Да, под конец они постоянно ссорились. По поводу чего угодно, но в основном на тему его несостоятельности как отца, супруга, кормильца. После того, как он отверг предложенный участок для постройки дома, дело приняло серьезный оборот. И хотя одиночество и угрызения совести были невыносимыми первое время после ее отъезда, все же радость освобождения от ее бдительного, неусыпного контроля с утра до вечера уравновешивала их. За твое здоровье, Соня!
Вскоре он уже извлекал из холодильника последнюю, самую последнюю высокую бутылку пива, на дорожку:
«I hope these pretty flowers chase the blues away…»
Ладно, чего уж там, прочь тоска, в холодильнике полно пива, время близится к восьми, и костюм висит на вешалке в шкафу. Брюки, правда, кажется, тесноваты, но ведь они и должны быть в обтяжку, главное чтобы пуговицы держались. Да, не так уж приятно быть толстяком, но что делать, ничего не попишешь — он толстяк. Хотя, собственно говоря, большинство мужчин его возраста (этот статистический вывод он сделал, наблюдая клиентов во время работы из своего почтового окошка) были настоящими толстяками, только умели скрывать это с помощью различных ухищрений. Да, но что толку в собственной снисходительности к своему весу, если все на этом свете было предназначено только для стройных, элегантных людей. Для них работает кондитерская промышленность, мебельные фабрики, их снимают на всевозможных рекламных фото, в романтическом ореоле. Одним словом, они — лучшие представители человечества, воплощение современной культуры, для них весь мир в целом!
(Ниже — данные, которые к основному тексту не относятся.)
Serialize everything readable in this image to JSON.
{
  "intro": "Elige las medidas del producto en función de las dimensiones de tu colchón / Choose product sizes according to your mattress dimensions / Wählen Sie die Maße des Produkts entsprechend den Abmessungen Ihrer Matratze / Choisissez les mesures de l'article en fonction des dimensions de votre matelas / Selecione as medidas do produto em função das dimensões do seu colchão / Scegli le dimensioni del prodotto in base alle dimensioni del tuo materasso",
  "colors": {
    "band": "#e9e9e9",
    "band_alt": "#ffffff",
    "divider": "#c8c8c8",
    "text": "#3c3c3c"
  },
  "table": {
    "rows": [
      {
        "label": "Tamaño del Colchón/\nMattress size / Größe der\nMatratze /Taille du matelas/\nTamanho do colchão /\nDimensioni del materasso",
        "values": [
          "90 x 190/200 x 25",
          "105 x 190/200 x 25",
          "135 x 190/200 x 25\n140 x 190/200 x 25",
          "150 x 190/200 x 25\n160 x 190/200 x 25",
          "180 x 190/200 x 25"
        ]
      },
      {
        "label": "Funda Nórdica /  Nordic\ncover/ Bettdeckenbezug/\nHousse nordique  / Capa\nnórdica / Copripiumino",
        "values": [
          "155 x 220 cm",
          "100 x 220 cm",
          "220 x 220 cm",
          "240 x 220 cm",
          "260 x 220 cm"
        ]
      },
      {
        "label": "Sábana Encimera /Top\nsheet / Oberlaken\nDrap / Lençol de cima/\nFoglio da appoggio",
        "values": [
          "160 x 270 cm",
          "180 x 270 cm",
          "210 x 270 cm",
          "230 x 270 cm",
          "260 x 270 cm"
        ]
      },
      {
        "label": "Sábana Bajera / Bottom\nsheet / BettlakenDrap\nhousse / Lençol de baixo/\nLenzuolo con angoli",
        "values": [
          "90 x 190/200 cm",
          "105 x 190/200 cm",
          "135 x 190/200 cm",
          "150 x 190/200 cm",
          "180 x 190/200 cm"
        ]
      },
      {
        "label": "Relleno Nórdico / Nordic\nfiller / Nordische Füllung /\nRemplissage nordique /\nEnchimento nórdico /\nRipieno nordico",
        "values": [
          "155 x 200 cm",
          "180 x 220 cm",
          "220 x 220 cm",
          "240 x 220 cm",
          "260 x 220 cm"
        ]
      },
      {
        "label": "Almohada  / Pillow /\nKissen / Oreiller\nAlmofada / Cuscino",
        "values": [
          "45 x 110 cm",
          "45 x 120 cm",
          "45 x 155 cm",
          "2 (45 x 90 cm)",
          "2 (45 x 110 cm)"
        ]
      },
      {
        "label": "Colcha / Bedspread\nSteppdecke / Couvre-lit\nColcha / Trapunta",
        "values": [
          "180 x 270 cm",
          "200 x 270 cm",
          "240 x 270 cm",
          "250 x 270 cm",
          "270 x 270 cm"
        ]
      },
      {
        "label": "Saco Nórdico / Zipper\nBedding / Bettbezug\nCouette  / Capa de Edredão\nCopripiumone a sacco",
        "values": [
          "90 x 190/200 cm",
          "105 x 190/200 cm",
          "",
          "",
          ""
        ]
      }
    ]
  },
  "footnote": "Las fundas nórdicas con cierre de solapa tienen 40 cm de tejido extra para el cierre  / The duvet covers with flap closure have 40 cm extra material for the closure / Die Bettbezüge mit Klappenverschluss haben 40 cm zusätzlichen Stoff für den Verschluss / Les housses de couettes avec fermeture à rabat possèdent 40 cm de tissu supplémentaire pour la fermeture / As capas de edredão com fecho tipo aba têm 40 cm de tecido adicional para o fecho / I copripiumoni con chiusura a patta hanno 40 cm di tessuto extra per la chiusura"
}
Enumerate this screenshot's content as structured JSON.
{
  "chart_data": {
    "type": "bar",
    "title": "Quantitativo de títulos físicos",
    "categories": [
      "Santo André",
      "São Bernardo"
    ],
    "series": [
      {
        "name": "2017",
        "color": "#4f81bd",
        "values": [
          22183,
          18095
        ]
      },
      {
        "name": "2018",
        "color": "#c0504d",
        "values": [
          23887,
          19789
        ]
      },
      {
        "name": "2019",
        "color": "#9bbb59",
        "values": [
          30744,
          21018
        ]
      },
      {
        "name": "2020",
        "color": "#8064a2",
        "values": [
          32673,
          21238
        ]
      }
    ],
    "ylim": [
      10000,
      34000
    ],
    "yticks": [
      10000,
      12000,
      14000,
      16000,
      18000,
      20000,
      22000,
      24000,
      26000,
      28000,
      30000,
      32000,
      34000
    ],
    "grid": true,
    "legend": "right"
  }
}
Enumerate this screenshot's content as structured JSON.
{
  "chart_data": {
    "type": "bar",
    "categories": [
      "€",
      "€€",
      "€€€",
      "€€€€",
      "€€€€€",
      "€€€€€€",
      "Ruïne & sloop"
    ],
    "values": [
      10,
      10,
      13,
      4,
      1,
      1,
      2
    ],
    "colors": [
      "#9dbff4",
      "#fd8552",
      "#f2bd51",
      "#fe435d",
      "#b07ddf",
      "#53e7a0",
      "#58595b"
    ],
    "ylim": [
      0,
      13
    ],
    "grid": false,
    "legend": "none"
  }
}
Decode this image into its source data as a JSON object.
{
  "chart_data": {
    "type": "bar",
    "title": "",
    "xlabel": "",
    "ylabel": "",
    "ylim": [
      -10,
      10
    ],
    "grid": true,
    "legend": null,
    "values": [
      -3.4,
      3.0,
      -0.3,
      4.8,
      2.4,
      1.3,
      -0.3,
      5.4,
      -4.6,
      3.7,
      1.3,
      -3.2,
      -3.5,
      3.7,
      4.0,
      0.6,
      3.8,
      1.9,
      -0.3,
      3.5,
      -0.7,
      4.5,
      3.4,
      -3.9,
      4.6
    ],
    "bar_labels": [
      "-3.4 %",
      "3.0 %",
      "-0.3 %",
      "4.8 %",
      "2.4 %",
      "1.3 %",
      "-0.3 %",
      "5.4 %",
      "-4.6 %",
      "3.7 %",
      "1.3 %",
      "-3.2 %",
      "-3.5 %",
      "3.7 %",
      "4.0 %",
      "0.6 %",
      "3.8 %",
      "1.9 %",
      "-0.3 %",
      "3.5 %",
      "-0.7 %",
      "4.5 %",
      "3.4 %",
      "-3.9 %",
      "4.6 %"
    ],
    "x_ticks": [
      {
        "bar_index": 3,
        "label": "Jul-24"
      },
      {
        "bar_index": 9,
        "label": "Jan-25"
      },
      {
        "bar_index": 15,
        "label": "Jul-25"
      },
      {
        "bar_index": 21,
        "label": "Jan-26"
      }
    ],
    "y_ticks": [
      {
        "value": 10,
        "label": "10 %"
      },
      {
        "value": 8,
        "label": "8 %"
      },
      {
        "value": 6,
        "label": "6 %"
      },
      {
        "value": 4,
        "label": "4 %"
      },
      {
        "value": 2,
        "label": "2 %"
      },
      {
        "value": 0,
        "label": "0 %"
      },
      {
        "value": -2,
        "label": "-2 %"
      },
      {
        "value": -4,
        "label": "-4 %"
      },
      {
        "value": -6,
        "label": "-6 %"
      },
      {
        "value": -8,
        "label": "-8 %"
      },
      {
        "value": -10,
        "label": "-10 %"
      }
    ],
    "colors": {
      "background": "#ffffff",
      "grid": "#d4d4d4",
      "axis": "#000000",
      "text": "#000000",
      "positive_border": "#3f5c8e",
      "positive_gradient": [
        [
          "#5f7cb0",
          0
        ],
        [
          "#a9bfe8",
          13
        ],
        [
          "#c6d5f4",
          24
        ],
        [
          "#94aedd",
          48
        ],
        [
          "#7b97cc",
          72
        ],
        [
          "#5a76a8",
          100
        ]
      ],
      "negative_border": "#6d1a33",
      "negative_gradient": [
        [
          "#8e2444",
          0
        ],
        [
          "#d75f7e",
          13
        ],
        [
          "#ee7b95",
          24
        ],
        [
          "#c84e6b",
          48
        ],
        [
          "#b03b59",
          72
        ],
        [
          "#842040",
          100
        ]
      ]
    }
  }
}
Сам он все реже и реже снимал с себя рубашку, даже у себя дома. Негодующий взгляд жены заставлял его плотно закрывать дверь ванной, скрывать свое тело под полотенцем или махровым халатом. Еще хуже было на пляже, хотя, собственно говоря, таких, как он, было много. Наверняка, большинство. И все они устремились на юг. Не для того, чтобы похудеть, а для того чтобы хорошенько выпить и бродить по пляжу среди представителей племени красивых и счастливых. Хотя можно утверждать, что не только Красота и Счастье царили здесь, а скорее посредственность, несчастные, мрачно настроенные люди, которые не могут ничего представить себе кроме юга. Слишком безликие, робкие, растерянные, чтобы выбрать какой-нибудь особенный маршрут и окунуться в море приключений. Итак, юг как форма смирения.